Marketing

More Online Visibility Creates More BUZZ and Customers for Westside Fish and Chips
Success Story

More Online Visibility Creates More BUZZ and Customers for Westside Fish and Chips

For Debbie and Chris Knobelsdorf, the challenge was almost cinematic: doing a better job of telling their own Westside story.

Debbie says she has fought what she calls "a constant battle to attain our share of the customers out there searching for a place to eat, whether they be our long-time, regular customers -- getting them to choose us an extra time or two per month - or a tourist just traveling through town."

Westside Fish and Chips
Owners Rosemary Blanchette and daughter Debbie Knobelsdorf
Location Huntsville, Ontario, Canada
Year Founded 1979
Type Small family restaurant, eat in/take out
Seats 48, plus 12 to 18 on the patio in summer
Annual Sales $800,000
Average Per-Person Check $13
Website www.westsidefishandchips.com

Interestingly, she refers to the challenge as "not really a problem, just a constant battle with more and more choices out there for the customer to eat at. Decades ago, coffee shops sold coffee and donuts. Now you can get breakfast, lunch and dinner practically anywhere. Everyone is trying to get their own piece of the pie."

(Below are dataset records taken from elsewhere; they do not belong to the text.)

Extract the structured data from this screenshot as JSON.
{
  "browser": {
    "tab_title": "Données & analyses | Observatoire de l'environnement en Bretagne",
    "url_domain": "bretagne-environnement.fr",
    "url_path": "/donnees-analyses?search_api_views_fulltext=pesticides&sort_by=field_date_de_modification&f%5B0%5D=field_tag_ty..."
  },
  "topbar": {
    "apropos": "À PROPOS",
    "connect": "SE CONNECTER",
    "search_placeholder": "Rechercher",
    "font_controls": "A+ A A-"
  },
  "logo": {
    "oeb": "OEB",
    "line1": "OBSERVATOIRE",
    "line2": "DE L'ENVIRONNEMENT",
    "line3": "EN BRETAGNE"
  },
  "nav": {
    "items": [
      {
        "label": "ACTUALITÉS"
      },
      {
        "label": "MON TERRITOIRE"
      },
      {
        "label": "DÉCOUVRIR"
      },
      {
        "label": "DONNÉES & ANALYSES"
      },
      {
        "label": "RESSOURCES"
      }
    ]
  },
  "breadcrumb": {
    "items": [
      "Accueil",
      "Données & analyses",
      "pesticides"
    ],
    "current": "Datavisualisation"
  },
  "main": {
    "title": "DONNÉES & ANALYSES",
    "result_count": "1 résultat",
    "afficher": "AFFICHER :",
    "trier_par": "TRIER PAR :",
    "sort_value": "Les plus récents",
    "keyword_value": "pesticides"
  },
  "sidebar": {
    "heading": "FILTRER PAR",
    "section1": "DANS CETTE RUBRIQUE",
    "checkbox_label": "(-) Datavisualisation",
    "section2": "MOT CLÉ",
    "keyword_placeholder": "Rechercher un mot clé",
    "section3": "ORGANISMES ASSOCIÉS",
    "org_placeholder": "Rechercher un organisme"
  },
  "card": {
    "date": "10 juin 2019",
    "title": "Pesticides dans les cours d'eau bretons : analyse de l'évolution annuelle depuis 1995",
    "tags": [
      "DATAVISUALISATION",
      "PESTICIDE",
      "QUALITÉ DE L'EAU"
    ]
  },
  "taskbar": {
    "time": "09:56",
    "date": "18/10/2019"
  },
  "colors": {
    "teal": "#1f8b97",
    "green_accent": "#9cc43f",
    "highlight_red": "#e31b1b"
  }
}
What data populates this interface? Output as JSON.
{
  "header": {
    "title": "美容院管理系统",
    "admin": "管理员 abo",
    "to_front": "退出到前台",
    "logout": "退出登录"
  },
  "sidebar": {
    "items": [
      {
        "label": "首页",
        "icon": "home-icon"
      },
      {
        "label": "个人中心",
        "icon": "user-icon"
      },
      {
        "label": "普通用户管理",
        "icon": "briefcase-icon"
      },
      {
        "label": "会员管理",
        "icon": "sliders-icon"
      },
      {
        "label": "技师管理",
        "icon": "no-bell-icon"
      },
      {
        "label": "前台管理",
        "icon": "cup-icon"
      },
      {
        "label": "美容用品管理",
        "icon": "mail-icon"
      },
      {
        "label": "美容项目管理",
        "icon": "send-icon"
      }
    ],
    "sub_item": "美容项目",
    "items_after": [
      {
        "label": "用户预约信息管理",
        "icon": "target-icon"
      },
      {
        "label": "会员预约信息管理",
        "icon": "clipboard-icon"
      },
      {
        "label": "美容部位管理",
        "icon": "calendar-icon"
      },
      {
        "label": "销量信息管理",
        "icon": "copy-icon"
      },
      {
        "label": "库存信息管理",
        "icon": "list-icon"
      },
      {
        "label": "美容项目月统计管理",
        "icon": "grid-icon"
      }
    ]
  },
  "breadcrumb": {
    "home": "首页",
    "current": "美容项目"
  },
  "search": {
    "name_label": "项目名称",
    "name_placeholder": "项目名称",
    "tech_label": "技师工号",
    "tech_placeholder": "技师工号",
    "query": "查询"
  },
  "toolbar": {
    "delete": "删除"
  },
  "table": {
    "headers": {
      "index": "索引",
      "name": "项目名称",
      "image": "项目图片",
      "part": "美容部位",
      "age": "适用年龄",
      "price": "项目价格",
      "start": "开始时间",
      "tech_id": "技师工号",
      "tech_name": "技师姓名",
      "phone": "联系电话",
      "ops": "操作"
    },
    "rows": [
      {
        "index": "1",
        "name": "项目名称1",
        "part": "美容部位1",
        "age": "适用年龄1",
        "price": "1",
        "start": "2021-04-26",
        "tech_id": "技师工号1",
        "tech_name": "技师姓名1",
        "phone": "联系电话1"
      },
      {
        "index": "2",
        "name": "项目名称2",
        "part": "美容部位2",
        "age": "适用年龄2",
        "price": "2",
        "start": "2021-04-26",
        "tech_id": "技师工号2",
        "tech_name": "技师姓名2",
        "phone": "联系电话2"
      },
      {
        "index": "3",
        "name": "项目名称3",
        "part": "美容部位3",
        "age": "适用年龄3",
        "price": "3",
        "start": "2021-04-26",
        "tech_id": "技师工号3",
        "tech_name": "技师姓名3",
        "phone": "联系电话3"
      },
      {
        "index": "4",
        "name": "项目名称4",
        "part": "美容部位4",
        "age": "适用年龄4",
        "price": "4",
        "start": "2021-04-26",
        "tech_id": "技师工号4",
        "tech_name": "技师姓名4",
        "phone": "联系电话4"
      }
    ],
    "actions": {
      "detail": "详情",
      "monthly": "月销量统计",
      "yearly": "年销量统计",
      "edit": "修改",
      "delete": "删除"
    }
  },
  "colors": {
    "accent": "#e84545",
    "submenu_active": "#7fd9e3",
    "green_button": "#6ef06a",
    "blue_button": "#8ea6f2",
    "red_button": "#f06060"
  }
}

After 38 years "things can kind of get stagnant," Debbie laments. She and her colleagues "have made a conscientious effort to be more visible on social media, mostly Facebook, and to utilize - if I remember correctly - 'geofencing' (the use of GPS or RFID technology to create a virtual geographic boundary, enabling software to trigger a response when a mobile device enters or leaves a particular area). When a customer goes to your website, your banner ad follows them when they are searching elsewhere if they are in our targeted area."

More Online Visibility Creates More BUZZ and Customers for Westside Fish and Chips

For her own part, Knobelsdorf adds, "We are working hard to post more pictures on social media, and all of the staff have been instructed to share. That's where your story goes further, by people sharing."

Knobelsdorf encourages her customers to review her restaurant on the most popular websites in her area -- Yelp, Trip Advisor and Google. "We explain that it is the best way for little guys like us to compete with the chain restaurants. They're usually more than willing to oblige.

Additional steps have also helped. "For decades, our company vehicle has just had your basic name and number on it," she points out. "This past year I convinced my mother and partner to go all out. We've had so many comments about the graphics job; it's very noticeable. Long story short: we're trying to be more visible, in the customers face as much as possible."

Knobelsdorf credits RestaurantOwner.com for helping her become more involved in improving their restaurant's online presence. "They have pushed me to either implement certain things -- like pushing social media -- or re-enforce certain (other) things."

As a result of these efforts, Knobelsdorf says her restaurant is, in fact, busier. "Sales the past several months have been up 10% to 16%, which makes us happy, and the lean winter months much easier to handle. We just recently tightened our belt a bit and lowered many prices, and sales are still up 16% at the moment. We advertised that we cared about making it easier for our customers, that they deserved a break -- and they came."

The owners have succeeded in increasing awareness "and our bank account," she adds. "Winter months are very stressful financially. You can't be in business 38 years and not weather some storms. The increase in sales has improved our off-season financial picture. Now we can go into spring and summer with a good foot up already, and do it all over again."